Choosing Between Federal Loans and Immediate Tax Liabilities
A family in Ohio earning ninety thousand dollars sits on a twenty-five-thousand-dollar UTMA filled with appreciated stock. Their daughter is a high school freshman. They know the asset will ruin their Pell Grant eligibility. Liquidating the account will trigger three thousand dollars in capital gains taxes. They face a brutal trade-off. They can keep the stock, accept the complete loss of financial aid, and take out a Parent PLUS loan at an eight percent interest rate to cover the tuition shortfall.
Alternatively, they can sell the stock, use a portion of the proceeds to pay the IRS immediately, and move the remaining twenty-two thousand dollars into an Ohio CollegeAdvantage Custodial 529 plan.

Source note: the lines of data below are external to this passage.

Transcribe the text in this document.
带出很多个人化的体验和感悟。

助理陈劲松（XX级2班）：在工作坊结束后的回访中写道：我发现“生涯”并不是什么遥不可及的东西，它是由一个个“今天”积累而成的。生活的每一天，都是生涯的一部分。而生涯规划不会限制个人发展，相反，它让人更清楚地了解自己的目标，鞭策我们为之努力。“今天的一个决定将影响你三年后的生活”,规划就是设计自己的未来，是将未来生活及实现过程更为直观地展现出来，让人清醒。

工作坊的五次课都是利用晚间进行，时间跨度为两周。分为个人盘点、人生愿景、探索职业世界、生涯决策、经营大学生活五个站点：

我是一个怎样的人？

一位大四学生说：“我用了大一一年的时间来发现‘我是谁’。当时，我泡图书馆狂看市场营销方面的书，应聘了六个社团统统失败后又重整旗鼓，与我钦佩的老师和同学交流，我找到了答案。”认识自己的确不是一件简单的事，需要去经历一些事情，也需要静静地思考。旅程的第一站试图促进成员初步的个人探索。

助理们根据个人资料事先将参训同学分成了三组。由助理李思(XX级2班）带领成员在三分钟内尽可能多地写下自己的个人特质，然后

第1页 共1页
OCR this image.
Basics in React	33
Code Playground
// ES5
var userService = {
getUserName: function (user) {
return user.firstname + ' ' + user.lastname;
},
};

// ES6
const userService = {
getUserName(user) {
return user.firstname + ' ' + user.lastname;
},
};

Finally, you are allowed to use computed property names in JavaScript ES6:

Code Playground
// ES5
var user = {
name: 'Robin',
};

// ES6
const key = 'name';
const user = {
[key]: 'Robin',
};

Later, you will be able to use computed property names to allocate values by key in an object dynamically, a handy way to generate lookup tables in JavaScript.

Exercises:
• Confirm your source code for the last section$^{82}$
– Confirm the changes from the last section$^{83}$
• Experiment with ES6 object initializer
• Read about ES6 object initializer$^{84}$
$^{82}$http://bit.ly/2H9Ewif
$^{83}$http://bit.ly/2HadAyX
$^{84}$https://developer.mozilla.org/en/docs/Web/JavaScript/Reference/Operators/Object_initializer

Paying the tax bill with the child's own money shrinks the principal slightly, but it shields the remaining capital and preserves their access to zero-interest federal grants. Financially, taking the immediate tax hit is vastly superior to borrowing money from the government at eight percent with a four percent origination fee. The system rewards those willing to execute the required paperwork.
Reflections on Generational Wealth Preservation
Watching financial theory clash with the messy reality of federal taxation forces a certain level of pragmatism upon anyone managing capital. We build these legal structures assuming the tax code will remain static. A father walks into a bank branch, opens a basic savings account for a toddler, and believes he did the responsible thing. A decade later, he learns that his simple act of saving money has triggered a punitive tax threshold and alienated a bright student from federal assistance. The system punishes early savers who fail to keep up with the shifting rules of federal asset assessment.
Moving capital out of a legacy custodial account and into a highly protected education vehicle requires swallowing a bitter pill. You have to willingly recognize a capital gain today to prevent a larger financial bleed tomorrow. The paperwork is tedious. Executing trades across multiple tax years requires intense discipline. Yet, I watch families who refuse to do the math pay thousands of dollars in unnecessary interest on student loans simply because they did not want to deal with the friction of a Custodial 529 conversion. You have to treat a teenager's net worth with the exact same ruthless optimization you apply to your own retirement accounts. The alternative is letting the IRS and the university billing office slowly dismantle the wealth you tried so hard to build over the last fifteen years.
Disclaimer: The information provided in this article is for educational and informational purposes only and does not constitute financial, legal, or tax advice. Tax codes, FAFSA regulations, and state laws governing custodial accounts are subject to frequent legislative changes. Individuals should consult with a certified public accountant or a qualified financial professional to discuss their specific circumstances before liquidating assets, executing a rollover, or establishing new investment vehicles.